Private equity real estate fund managers like to think of themselves as forces for good – improving properties, creating value for their investors, possibly even creating jobs in the process.
But in 2007, private equity real estate, by dint of the funding structure adopted by many of its managers, got lumped in with a group of financiers that some policymakers and members of the voting public came to see as public enemies numbers one and two – private equity and hedge funds.
Darling: no more taper relief
From London to Washington to Seoul, alternative asset managers came under attack from various parties, including unions, lawmakers, tax authorities and the press. The charges leveled against private equity GPs included secretiveness, job destruction, overleveraging of assets, underpaying taxes and throwing overly expensive birthday parties.
The negative attention brought to private equity and hedge funds spelled trouble for firms in the business of buying and adding value to real estate. At the center of much of the controversy was the preferential rate of tax on carried interest – a partnership term enjoyed by private equity real estate general partners. The seemingly sudden success of private equity GPs led some to question why these fortunate few should pay less in taxes than their own cleaning ladies, as more than one critic put it.

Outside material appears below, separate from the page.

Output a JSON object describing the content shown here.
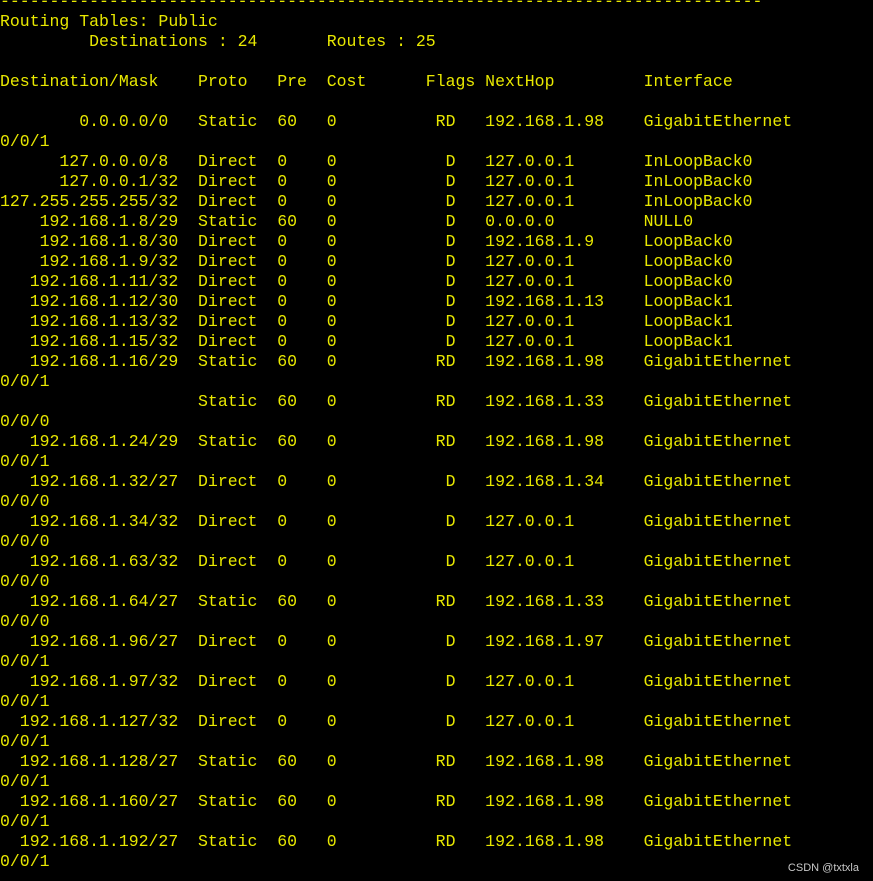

In the UK, the 10 percent taper relief on carried interest will be replaced with a flat rate of 18 percent on carried interest following an announcement from Alistair Darling, the UK Chancellor of the Exchequer. In the US, legislation has been drafted by Senator Charles Rangel that would raise the tax on carried interest to a new height of 37.9 percent from the current capital -gain rate of 15 percent. The proposal has been dubbed by opponents as the “mother of all tax hikes.”
Rangel: tax hike father
In Asia, discussions of tax rates and foreign ownership rules were infused with domestic politics to create a sometimes hostile atmosphere for cross-border real estate investment. For example, a scandal in South Korea stemming from Lone Star Funds’ purchase of Korea Exchange Bank led the country’s tax authorities to review longstanding tax treaties used by Western private equity firms as domiciles for investment vehicles. Meanwhile, in the two most sought-after emerging markets, India and China, financial authorities are considering further controls on foreign direct investment, intended in part to handicap the efforts of Western investors while bolstering indigenous alternative investment firms.
If a substantial number of the proposed policy changes in both established and emerging markets are enacted, private equity real estate market participants may look back on 2007 as not only a golden period for harvesting investments, but as the last days of relatively benign regulatory regimes.